Wine reads: The New Wine Lover's Companion
The other night I crawled into bed with "The New Wine Lover's Companion" by Ron Herbst and Sharon Tyler Herbst. Sexy, right? Some nights are like that - more learning and less drinking.
The first thing this wine lover did was look for a New Jersey entry to make sure my state is represented in a book that's an "essential reference and a fun guide to great wines." If there was no mention of NJ, I would have wondered what other essential information was left out.
The Garden State was represented, as was the Outer Coastal Plain, one of three New Jersey AVA's and also one of the largest in the country covering over 2.25 million acres in South Jersey.

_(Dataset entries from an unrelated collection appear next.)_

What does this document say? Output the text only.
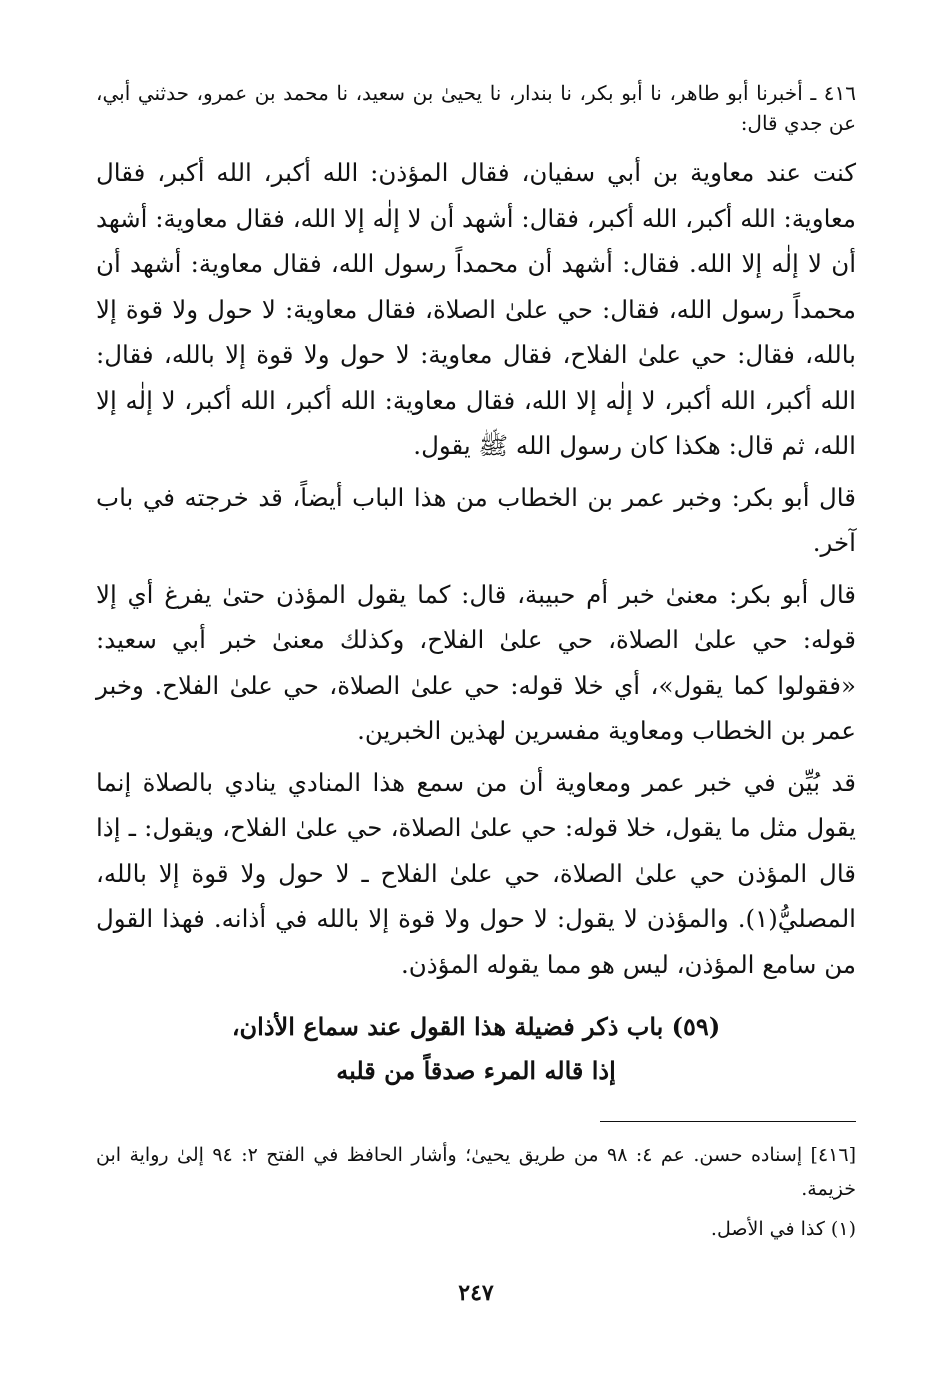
٤١٦ ـ أخبرنا أبو طاهر، نا أبو بكر، نا بندار، نا يحيىٰ بن سعيد، نا محمد بن عمرو، حدثني أبي، عن جدي قال:

كنت عند معاوية بن أبي سفيان، فقال المؤذن: الله أكبر، الله أكبر، فقال معاوية: الله أكبر، الله أكبر، فقال: أشهد أن لا إلٰه إلا الله، فقال معاوية: أشهد أن لا إلٰه إلا الله. فقال: أشهد أن محمداً رسول الله، فقال معاوية: أشهد أن محمداً رسول الله، فقال: حي علىٰ الصلاة، فقال معاوية: لا حول ولا قوة إلا بالله، فقال: حي علىٰ الفلاح، فقال معاوية: لا حول ولا قوة إلا بالله، فقال: الله أكبر، الله أكبر، لا إلٰه إلا الله، فقال معاوية: الله أكبر، الله أكبر، لا إلٰه إلا الله، ثم قال: هكذا كان رسول الله ﷺ يقول.

قال أبو بكر: وخبر عمر بن الخطاب من هذا الباب أيضاً، قد خرجته في باب آخر.

قال أبو بكر: معنىٰ خبر أم حبيبة، قال: كما يقول المؤذن حتىٰ يفرغ أي إلا قوله: حي علىٰ الصلاة، حي علىٰ الفلاح، وكذلك معنىٰ خبر أبي سعيد: «فقولوا كما يقول»، أي خلا قوله: حي علىٰ الصلاة، حي علىٰ الفلاح. وخبر عمر بن الخطاب ومعاوية مفسرين لهذين الخبرين.

قد بُيِّن في خبر عمر ومعاوية أن من سمع هذا المنادي ينادي بالصلاة إنما يقول مثل ما يقول، خلا قوله: حي علىٰ الصلاة، حي علىٰ الفلاح، ويقول: ـ إذا قال المؤذن حي علىٰ الصلاة، حي علىٰ الفلاح ـ لا حول ولا قوة إلا بالله، المصليُّ(١). والمؤذن لا يقول: لا حول ولا قوة إلا بالله في أذانه. فهذا القول من سامع المؤذن، ليس هو مما يقوله المؤذن.

(٥٩) باب ذكر فضيلة هذا القول عند سماع الأذان،
إذا قاله المرء صدقاً من قلبه

[٤١٦] إسناده حسن. عم ٤: ٩٨ من طريق يحيىٰ؛ وأشار الحافظ في الفتح ٢: ٩٤ إلىٰ رواية ابن خزيمة.

(١) كذا في الأصل.

٢٤٧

The book passed my initial test, so I continued to flip through this recently revised edition of the encyclopedia-like tome that's been around since 1995. It didn't take long to realize this book is often going to come in handy. It's thorough and despite being 768 pages, fairly portable.
The A-Z entries cover grape varieties, wine regions, winemaking terms and more. Many of them come complete with pronunciation - something important in the wine world since so many terms and names are foreign. The organization of the entries is straightforward and the writing is easy to understand - you don't have to have a wine certificaiton to comprehend what a claret or a clarete is, or to grasp the difference between the two. I appreciate this because because I don't want anyone to think wine is too complicated to understand and also because I'm still learning myself; I always will be.
It's worth flipping to the back of book to the appendix where there's additional info. Particularly helpful is the glossary of wine tasting terms where someone just learning can discover that words like "cat pee" and "flinty" and "naked" are all used for wine - and they don't necessarily means something undesirable.
The glossary also includes practical information on tasting wine, various types of wine openers, serving temperatures and glassware.
"The New Wine Lover's Companion" quickly made its way from my bedside table down to my office where it will remain as a convenient reference book - suitable for a wine loving journalist like me or a wine lover who simply wants to understand a little more about what they're drinking.
Disclaimer: The book was sent to me as a review copy.